“A rapariga com gelo nas veias” de Karin Smirnoff
Nas asas da rebelde andorinha
A partida precoce de Stieg Larsson em 2004 deixou os seguidores da saga Millennium de luto e órfãos de uma das mais importantes séries de narrativas que tornaram o policia e/ou thriller nórdico num género apreciado por milhões em todo o mundo. A promessa de Larsson em fazer um conjunto de 10 livros com as aventuras erráticas da dupla Mikael Blomkvist e Lisbeth Salander ficava assim pelo caminho.
Sabia-se que o escritor sueco tinha deixado uns manuscritos sobre como poderia evoluir a saga e, em 2015, surgiria, de forma mais ou menos esperada face ao muito que se falou nessa possibilidade, um quarto volume. Esse livro foi assinado pelo também sueco David Lagercrantz, conhecido jornalista e escritor, a convite da editora, mas a história acabaria por evoluir por outros caminhos por questões legais e que não os deixados por Stieg Larsson.
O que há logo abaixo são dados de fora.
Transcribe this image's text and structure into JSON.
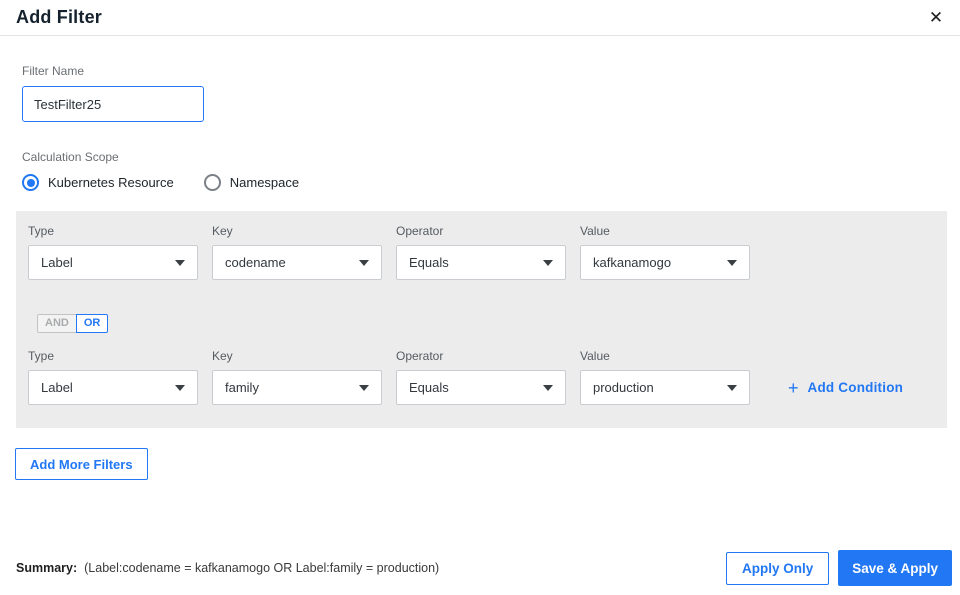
{
  "dialog": {
    "title": "Add Filter",
    "close_icon": "✕"
  },
  "filter_name": {
    "label": "Filter Name",
    "value": "TestFilter25"
  },
  "calculation_scope": {
    "label": "Calculation Scope",
    "options": [
      {
        "label": "Kubernetes Resource",
        "selected": true
      },
      {
        "label": "Namespace",
        "selected": false
      }
    ]
  },
  "conditions": {
    "logic_toggle": {
      "and_label": "AND",
      "or_label": "OR",
      "selected": "OR"
    },
    "add_condition": {
      "plus_icon": "+",
      "label": "Add Condition"
    },
    "rows": [
      {
        "type": {
          "label": "Type",
          "value": "Label"
        },
        "key": {
          "label": "Key",
          "value": "codename"
        },
        "operator": {
          "label": "Operator",
          "value": "Equals"
        },
        "value": {
          "label": "Value",
          "value": "kafkanamogo"
        }
      },
      {
        "type": {
          "label": "Type",
          "value": "Label"
        },
        "key": {
          "label": "Key",
          "value": "family"
        },
        "operator": {
          "label": "Operator",
          "value": "Equals"
        },
        "value": {
          "label": "Value",
          "value": "production"
        }
      }
    ]
  },
  "add_more_filters_label": "Add More Filters",
  "footer": {
    "summary_label": "Summary:",
    "summary_text": "(Label:codename = kafkanamogo OR Label:family = production)",
    "apply_only_label": "Apply Only",
    "save_apply_label": "Save & Apply"
  },
  "colors": {
    "accent": "#2277f4",
    "panel_bg": "#ececec"
  }
}
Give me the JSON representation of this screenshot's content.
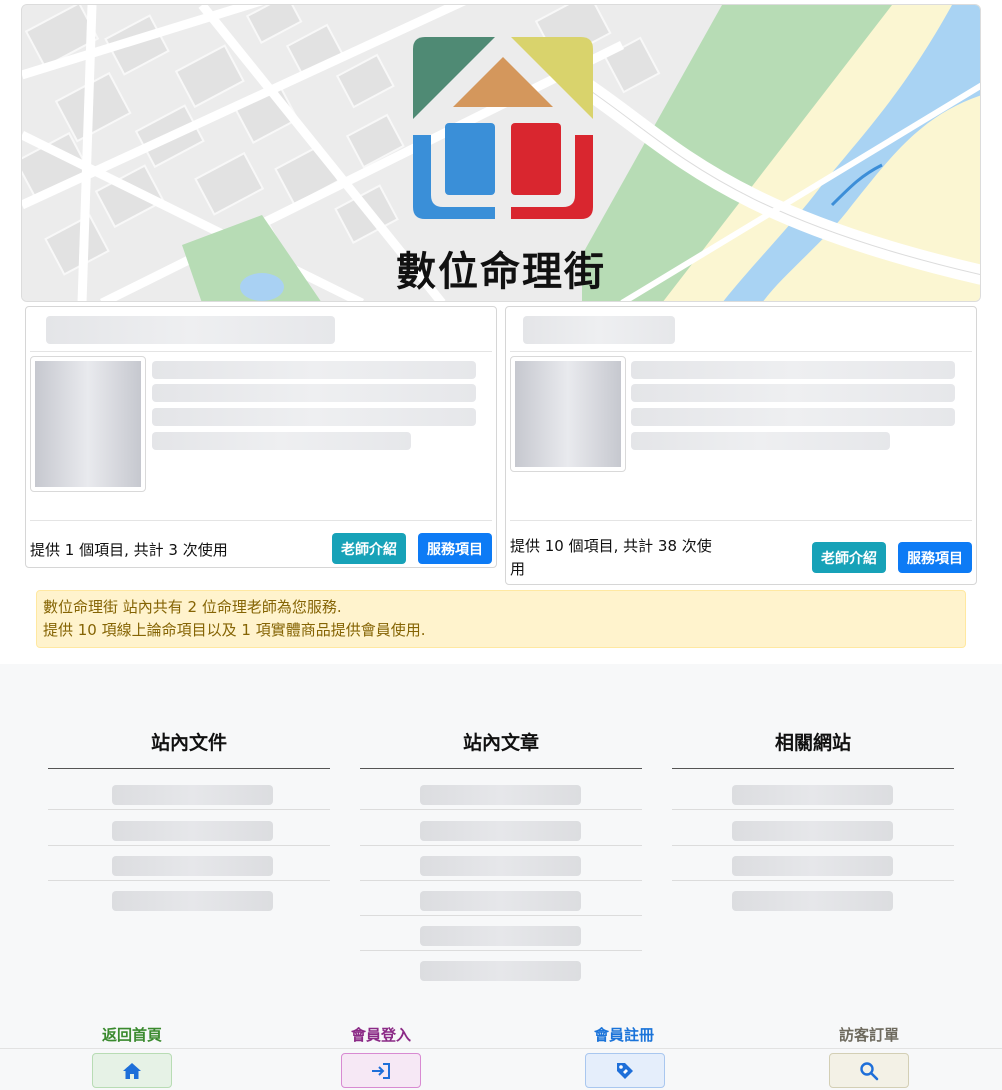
{
  "site": {
    "title": "數位命理街"
  },
  "teachers": [
    {
      "footer_text": "提供 1 個項目, 共計 3 次使用",
      "intro_label": "老師介紹",
      "service_label": "服務項目"
    },
    {
      "footer_text": "提供 10 個項目, 共計 38 次使用",
      "intro_label": "老師介紹",
      "service_label": "服務項目"
    }
  ],
  "notice": {
    "line1": "數位命理街 站內共有 2 位命理老師為您服務.",
    "line2": "提供 10 項線上論命項目以及 1 項實體商品提供會員使用."
  },
  "footer": {
    "columns": [
      {
        "heading": "站內文件",
        "item_count": 4
      },
      {
        "heading": "站內文章",
        "item_count": 6
      },
      {
        "heading": "相關網站",
        "item_count": 4
      }
    ]
  },
  "bottom_nav": [
    {
      "label": "返回首頁",
      "icon": "home-icon",
      "color": "#3a8a2e",
      "bg": "#e6f2e6",
      "border": "#b8dcb4",
      "icon_color": "#1e6fd9"
    },
    {
      "label": "會員登入",
      "icon": "login-icon",
      "color": "#8b2a86",
      "bg": "#f6e8f5",
      "border": "#d88ad2",
      "icon_color": "#1e6fd9"
    },
    {
      "label": "會員註冊",
      "icon": "tag-icon",
      "color": "#1a73d9",
      "bg": "#e5eefb",
      "border": "#a9c7ef",
      "icon_color": "#1e6fd9"
    },
    {
      "label": "訪客訂單",
      "icon": "search-icon",
      "color": "#6e6a5e",
      "bg": "#f3f1e6",
      "border": "#d3cfb5",
      "icon_color": "#1e6fd9"
    }
  ]
}
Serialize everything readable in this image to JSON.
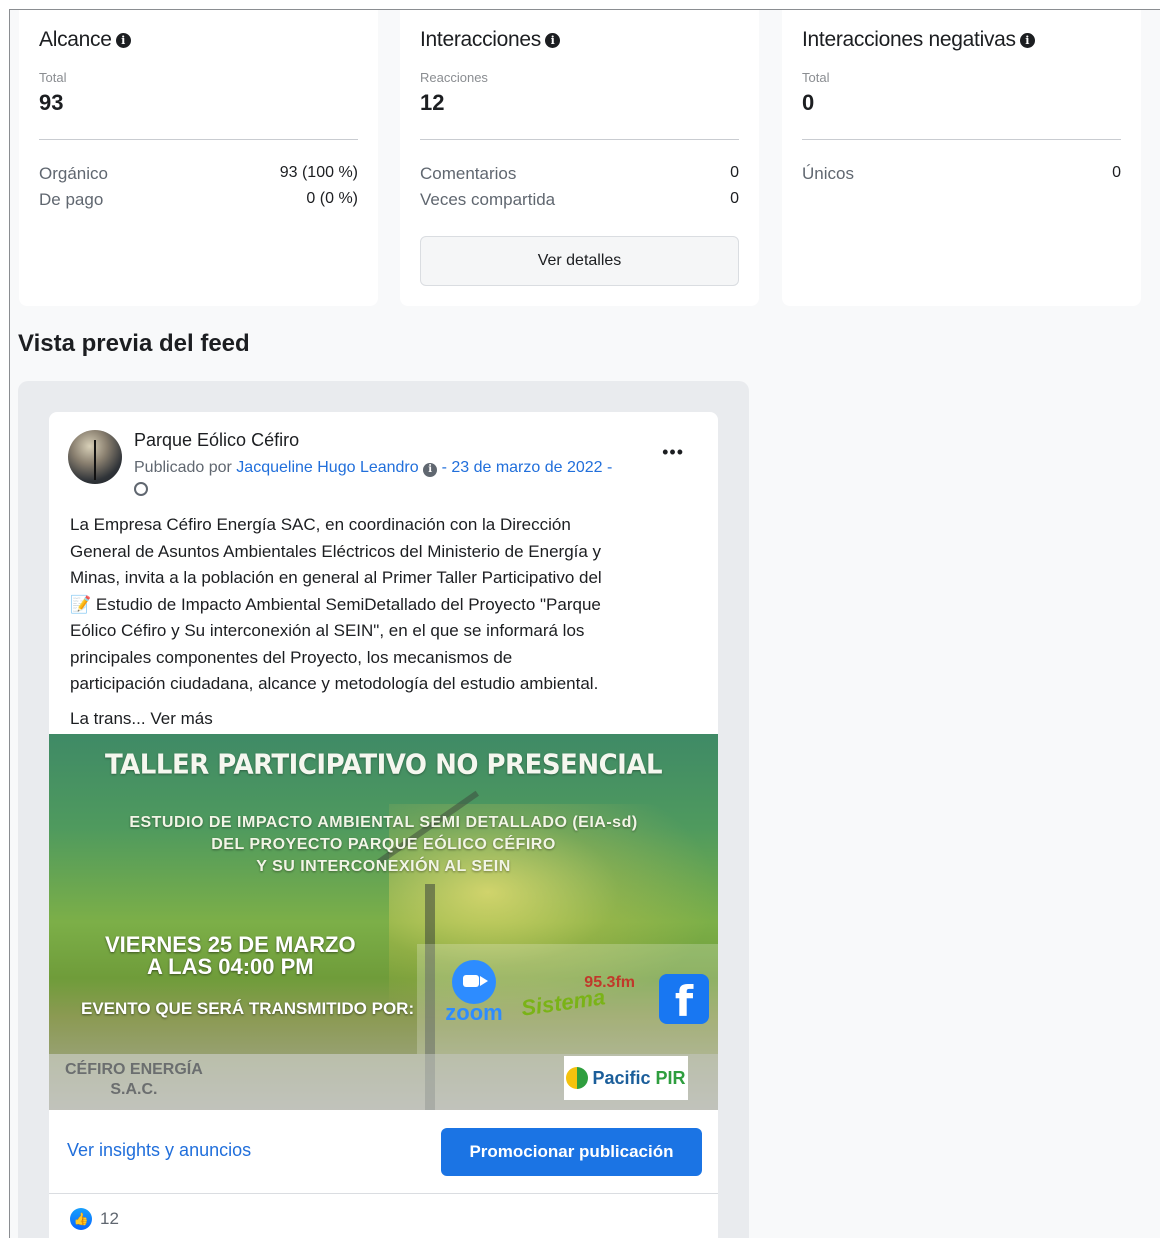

David Lagercrantz acabaria por escrever três volumes, mantendo o ambiente pensado por Larsson, onde as críticas sociais, a violência contra as mulheres, os jogos de poder e a corrupção e as novas tecnologias sublinhavam o core das desventuras de Blomkvist e Lisbeth, que desaparece e torna a surgir qual Fénix para defrontar a sua irmã, Camilla, uma espécie de reflexo negativo Salander.
O sétimo volume, lançado em 2023, seria assinado por Karin Smirnoff, uma das autoras que mais vende por terras suecas, assumindo assim a responsabilidade de continuar a terceira trilogia Millenium. Aos fãs, algo desgostosos, diga-se, com o trabalho de Lagercrantz, restava esperar por melhores dias e narrativas. Assim, e sem grandes manobras para fugir ao “esperado”, Smirnoff atacou os temas de sempre, não esquecendo de integrar a escalada da extrema-direita, mas adicionou um fulgor mais “romântico” a uma trama pautado pelo submundo do crime, como, por exemplo, o casamento de Pernilla, filha de Blomkvist, com um dos políticos mais influentes da região de Gasskas, uma vila ficcionada a norte da Suécia. Quem também tinha lugar de destaque nesse livro é Slava, uma adolescente problemática e extraordinariamente inteligente e dotada que é sobrinha de Lisbeth. As críticas, claro, fizeram-se notar mais uma vez, questionando-se o futuro da série.

E eis que chegamos ao recentemente lançado A rapariga com gelo nas veias (D. Quixote noir, 2025), oitavo tomo da saga, que tem a responsabilidade de manter a chama de Stieg Larsson acesa. Se consegue? Já lá iremos.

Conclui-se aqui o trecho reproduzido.